In meinem Zimmer stehe ich vorm Spiegel, das weiche Rote Kleid fließt an mir herab, ist aber gleichzeitig leicht und irgendwie bauschig. Es ist seltsam rot, glänzt aber schwarzrot im Licht. Eine halbe Ewigkeit betrachte ich mich im Spiegel. Es ist schön, ein wunderschönes Ballkleid, das mir auch noch passt. Schade eigentlich. Ich seufze und ziehe es wieder aus. Ich lege es zusammen und bereue es ein klein wenig, dass ich nicht zum Abschlussball gehen werde.

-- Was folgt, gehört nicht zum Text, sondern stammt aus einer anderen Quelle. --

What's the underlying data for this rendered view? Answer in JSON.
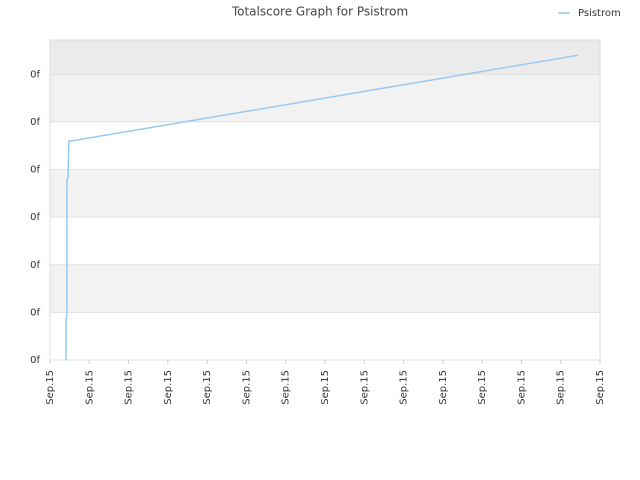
{
  "chart_data": {
    "type": "line",
    "title": "Totalscore Graph for Psistrom",
    "x": [
      0.41,
      0.41,
      0.43,
      0.43,
      0.46,
      0.48,
      13.44
    ],
    "series": [
      {
        "name": "Psistrom",
        "color": "#99c8f0",
        "values": [
          0,
          0.88,
          0.92,
          3.78,
          3.82,
          4.59,
          6.4
        ]
      }
    ],
    "xlim": [
      0,
      14
    ],
    "xticks": [
      {
        "value": 0,
        "label": "Sep.15"
      },
      {
        "value": 1,
        "label": "Sep.15"
      },
      {
        "value": 2,
        "label": "Sep.15"
      },
      {
        "value": 3,
        "label": "Sep.15"
      },
      {
        "value": 4,
        "label": "Sep.15"
      },
      {
        "value": 5,
        "label": "Sep.15"
      },
      {
        "value": 6,
        "label": "Sep.15"
      },
      {
        "value": 7,
        "label": "Sep.15"
      },
      {
        "value": 8,
        "label": "Sep.15"
      },
      {
        "value": 9,
        "label": "Sep.15"
      },
      {
        "value": 10,
        "label": "Sep.15"
      },
      {
        "value": 11,
        "label": "Sep.15"
      },
      {
        "value": 12,
        "label": "Sep.15"
      },
      {
        "value": 13,
        "label": "Sep.15"
      },
      {
        "value": 14,
        "label": "Sep.15"
      }
    ],
    "ylim": [
      0,
      6.72
    ],
    "yticks": [
      {
        "value": 0,
        "label": "0f"
      },
      {
        "value": 1,
        "label": "0f"
      },
      {
        "value": 2,
        "label": "0f"
      },
      {
        "value": 3,
        "label": "0f"
      },
      {
        "value": 4,
        "label": "0f"
      },
      {
        "value": 5,
        "label": "0f"
      },
      {
        "value": 6,
        "label": "0f"
      }
    ],
    "grid": true,
    "legend": "top-right"
  }
}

Ich gehe wieder in den Garten und sage, dass es passt. "Gefällt es dir auch?", will meine Tante wissen. Ich nicke. "Aber.. ich habe mich ja schon entschieden nicht zum Abschlussball zu gehen. Zur Party ja, Ball nicht."  Während ich erkläre, schaue ich auf den Boden. Ich fühle mich mies, weil meine Tante mir ein Kleid mitgebracht hat, dass wunderschön ist, aber ich nicht tragen werde, nicht tragen kann. Wie erwartet schauen mich alle seltsam an, auch mein Erziehungsberechtigter, obwohl er das ja schon wusste. Als würde er von mir erwarten, zum Ball zu gehen, nur des Kleides wegen, der Höflichkeit wegen. Aber ich bin es leid das zu tun, was andere von mir erwarten.
Ich weiß nicht mehr was ich tun soll, ohne bei allem, was ich entscheide, Schuldgefühle zu haben.